You configure Red Hat Linux computers for smart card authentication primarily through group policy settings. Enabling support for smart cards requires that you set a single policy (“Enable smart card support”). Supporting the use of multi-user smart cards requires that you set a configuration parameter on each Red Hat computer. In addition, Centrify Server Suite provides several group policies to control how smart card authentication works after you enable it.
Complete the procedures in the following sections to configure smart card authentication for Red Hat Linux computers:
- Enabling smart card support in which you enable smart card authentication for Active Directory users. This is the only procedure you need to complete to enable smart card authentication. The other procedures allow you to configure different aspects of smart card authentication, such as locking the screen if the smart card is removed, or preventing users from logging in without a smart card.
- Enabling support for multi-user smart cards in which you set the smartcard.name.mapping configuration parameter to enable the use of smart cards provisioned with multiple users on a particular computer.

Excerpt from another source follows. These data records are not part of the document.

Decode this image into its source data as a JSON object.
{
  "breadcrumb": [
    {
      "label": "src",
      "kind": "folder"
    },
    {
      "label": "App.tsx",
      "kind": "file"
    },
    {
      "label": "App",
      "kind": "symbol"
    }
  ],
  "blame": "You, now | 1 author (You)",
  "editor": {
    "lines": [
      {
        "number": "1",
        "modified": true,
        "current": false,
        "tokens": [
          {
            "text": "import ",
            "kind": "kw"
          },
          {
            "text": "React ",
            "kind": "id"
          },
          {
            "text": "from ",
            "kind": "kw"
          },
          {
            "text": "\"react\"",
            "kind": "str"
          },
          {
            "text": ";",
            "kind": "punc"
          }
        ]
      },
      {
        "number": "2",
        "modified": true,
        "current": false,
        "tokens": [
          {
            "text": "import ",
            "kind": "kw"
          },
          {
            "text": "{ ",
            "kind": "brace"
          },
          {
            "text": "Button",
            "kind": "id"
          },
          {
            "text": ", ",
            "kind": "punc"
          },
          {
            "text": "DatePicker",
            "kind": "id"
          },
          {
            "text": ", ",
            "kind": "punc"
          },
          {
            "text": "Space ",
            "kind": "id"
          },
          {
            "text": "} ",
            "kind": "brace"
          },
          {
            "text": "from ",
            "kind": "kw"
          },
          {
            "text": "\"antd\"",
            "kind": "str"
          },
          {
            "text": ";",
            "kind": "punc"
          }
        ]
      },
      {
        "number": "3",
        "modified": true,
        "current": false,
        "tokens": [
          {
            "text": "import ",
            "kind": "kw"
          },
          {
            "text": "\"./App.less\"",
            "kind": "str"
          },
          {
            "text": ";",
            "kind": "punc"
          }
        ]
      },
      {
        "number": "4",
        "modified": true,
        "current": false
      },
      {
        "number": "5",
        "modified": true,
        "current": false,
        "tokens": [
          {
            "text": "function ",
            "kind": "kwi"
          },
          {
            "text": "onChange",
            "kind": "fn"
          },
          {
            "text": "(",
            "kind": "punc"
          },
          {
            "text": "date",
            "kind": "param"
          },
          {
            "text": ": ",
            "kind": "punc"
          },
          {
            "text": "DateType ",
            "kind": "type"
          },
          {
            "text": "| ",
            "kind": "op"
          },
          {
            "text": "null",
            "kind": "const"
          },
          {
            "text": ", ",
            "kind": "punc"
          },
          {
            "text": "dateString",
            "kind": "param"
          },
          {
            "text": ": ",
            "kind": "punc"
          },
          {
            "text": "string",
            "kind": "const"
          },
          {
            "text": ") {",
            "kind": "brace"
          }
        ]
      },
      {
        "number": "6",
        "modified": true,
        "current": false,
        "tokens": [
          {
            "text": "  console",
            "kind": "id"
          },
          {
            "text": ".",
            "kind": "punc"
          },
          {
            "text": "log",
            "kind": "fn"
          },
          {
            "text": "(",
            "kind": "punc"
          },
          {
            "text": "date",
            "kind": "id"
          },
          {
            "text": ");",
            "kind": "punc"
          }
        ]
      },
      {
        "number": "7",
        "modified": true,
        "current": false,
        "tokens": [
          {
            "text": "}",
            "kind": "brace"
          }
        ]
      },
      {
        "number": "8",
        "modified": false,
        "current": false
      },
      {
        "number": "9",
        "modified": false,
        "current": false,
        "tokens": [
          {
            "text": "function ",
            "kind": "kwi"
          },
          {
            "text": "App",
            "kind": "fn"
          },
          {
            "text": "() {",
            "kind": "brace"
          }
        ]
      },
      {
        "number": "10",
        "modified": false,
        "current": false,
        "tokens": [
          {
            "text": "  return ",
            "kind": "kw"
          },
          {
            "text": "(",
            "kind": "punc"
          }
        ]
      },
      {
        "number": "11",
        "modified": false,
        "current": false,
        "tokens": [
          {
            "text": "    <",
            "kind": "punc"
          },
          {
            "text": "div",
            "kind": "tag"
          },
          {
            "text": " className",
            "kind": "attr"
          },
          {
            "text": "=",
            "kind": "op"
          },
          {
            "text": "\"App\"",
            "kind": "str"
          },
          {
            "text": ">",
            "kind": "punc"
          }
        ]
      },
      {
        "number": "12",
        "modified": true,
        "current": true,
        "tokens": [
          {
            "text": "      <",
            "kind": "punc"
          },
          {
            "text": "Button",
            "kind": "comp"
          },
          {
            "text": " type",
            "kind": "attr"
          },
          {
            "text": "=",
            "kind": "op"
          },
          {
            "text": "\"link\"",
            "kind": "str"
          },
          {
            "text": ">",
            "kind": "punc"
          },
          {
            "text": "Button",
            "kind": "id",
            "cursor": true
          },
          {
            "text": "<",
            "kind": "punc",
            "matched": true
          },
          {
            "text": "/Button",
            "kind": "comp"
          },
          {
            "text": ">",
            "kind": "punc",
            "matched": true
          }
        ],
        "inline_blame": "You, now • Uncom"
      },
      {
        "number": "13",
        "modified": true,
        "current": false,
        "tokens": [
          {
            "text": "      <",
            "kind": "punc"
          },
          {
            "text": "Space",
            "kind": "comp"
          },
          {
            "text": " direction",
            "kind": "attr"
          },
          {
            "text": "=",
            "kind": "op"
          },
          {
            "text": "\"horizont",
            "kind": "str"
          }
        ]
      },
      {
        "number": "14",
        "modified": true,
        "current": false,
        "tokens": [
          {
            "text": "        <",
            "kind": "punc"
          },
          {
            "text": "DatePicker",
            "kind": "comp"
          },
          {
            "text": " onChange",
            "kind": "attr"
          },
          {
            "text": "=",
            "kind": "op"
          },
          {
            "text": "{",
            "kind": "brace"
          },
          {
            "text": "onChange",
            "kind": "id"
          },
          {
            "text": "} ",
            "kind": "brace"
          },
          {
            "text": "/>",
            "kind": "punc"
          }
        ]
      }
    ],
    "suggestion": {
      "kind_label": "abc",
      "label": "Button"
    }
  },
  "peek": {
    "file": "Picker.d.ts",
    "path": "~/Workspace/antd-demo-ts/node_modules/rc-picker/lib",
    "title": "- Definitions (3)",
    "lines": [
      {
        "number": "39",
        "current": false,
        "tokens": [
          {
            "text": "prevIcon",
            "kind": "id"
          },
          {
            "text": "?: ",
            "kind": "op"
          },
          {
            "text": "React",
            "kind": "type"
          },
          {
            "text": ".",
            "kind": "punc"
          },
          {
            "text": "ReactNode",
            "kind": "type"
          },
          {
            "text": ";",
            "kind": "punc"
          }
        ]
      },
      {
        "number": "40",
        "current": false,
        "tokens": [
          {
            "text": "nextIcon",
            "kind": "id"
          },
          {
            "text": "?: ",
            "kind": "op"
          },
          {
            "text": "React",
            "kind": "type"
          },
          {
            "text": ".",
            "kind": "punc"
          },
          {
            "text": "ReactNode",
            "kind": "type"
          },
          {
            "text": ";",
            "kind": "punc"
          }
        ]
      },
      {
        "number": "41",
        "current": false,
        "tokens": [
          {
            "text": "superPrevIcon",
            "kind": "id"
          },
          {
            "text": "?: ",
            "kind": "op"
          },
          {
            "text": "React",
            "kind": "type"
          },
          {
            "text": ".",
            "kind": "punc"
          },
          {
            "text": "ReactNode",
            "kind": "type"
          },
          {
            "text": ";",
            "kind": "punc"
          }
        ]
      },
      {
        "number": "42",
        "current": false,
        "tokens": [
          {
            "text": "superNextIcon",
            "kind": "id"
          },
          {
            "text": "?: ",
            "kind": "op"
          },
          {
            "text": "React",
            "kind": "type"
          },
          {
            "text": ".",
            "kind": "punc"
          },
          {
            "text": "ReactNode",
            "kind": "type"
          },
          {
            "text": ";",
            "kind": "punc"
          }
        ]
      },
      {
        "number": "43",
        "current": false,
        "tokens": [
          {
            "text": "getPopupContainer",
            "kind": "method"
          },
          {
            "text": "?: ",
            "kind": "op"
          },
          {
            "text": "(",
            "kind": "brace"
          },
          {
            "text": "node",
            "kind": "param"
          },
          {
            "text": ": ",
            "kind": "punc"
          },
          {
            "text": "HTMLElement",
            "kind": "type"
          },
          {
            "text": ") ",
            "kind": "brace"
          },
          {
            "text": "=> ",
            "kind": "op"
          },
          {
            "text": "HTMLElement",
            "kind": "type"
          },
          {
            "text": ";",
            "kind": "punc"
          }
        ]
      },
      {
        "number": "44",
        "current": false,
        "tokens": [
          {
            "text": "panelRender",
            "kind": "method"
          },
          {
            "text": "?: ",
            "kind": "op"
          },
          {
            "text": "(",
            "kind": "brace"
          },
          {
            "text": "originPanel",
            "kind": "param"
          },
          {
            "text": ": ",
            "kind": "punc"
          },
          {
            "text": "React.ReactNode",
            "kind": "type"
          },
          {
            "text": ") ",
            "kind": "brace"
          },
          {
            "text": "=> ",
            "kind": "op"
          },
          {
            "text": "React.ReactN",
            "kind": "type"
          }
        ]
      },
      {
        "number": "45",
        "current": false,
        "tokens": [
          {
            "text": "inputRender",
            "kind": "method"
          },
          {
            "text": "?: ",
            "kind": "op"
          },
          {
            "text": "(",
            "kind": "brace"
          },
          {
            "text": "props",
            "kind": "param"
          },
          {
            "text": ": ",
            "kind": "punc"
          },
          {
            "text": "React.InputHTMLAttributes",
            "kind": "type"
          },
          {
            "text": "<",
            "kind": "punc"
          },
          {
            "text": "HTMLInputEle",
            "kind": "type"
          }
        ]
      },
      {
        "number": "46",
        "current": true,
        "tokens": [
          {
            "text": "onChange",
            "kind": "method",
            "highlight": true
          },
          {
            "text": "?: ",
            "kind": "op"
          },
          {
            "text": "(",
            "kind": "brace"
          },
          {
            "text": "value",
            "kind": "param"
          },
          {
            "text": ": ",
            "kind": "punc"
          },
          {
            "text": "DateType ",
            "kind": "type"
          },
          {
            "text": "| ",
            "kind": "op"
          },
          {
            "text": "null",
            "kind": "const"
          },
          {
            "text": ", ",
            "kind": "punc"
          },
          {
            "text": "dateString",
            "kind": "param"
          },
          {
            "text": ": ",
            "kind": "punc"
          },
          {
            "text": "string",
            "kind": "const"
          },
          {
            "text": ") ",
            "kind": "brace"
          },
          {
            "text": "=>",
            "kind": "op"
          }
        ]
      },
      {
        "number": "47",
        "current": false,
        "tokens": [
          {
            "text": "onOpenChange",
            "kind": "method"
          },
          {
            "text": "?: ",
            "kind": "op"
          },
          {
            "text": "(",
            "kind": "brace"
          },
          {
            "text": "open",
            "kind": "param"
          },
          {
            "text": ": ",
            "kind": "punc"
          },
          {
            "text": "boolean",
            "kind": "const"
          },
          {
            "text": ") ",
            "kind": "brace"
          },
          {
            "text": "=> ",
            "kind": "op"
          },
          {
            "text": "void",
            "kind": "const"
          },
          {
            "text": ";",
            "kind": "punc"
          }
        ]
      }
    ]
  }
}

- Enforcing smart card authentication in which you prevent users from logging in with a user name and password on Red Hat Linux computers that have smart card authentication enabled. You can require all users on a computer to use a smart card for logging in or require specific users to use a smart card.
- Configuring certificate validation in which you specify how to use a Certificate Revocation List (CRL) to check the status of certificates stored on a revocation server
- Locking the screen if a smart card is removed in which you require that the computer’s screen is locked when a smart card is removed.
- Enabling a certificate without extended key usage in which you enable a Windows group policy setting to allow using certificates without the EKU attribute for smart-card log in.
- Configuring applications for smart card access in which you configure applications such as Firefox and Thunderbird that require smart card authentication to gain access to sensitive sites and data.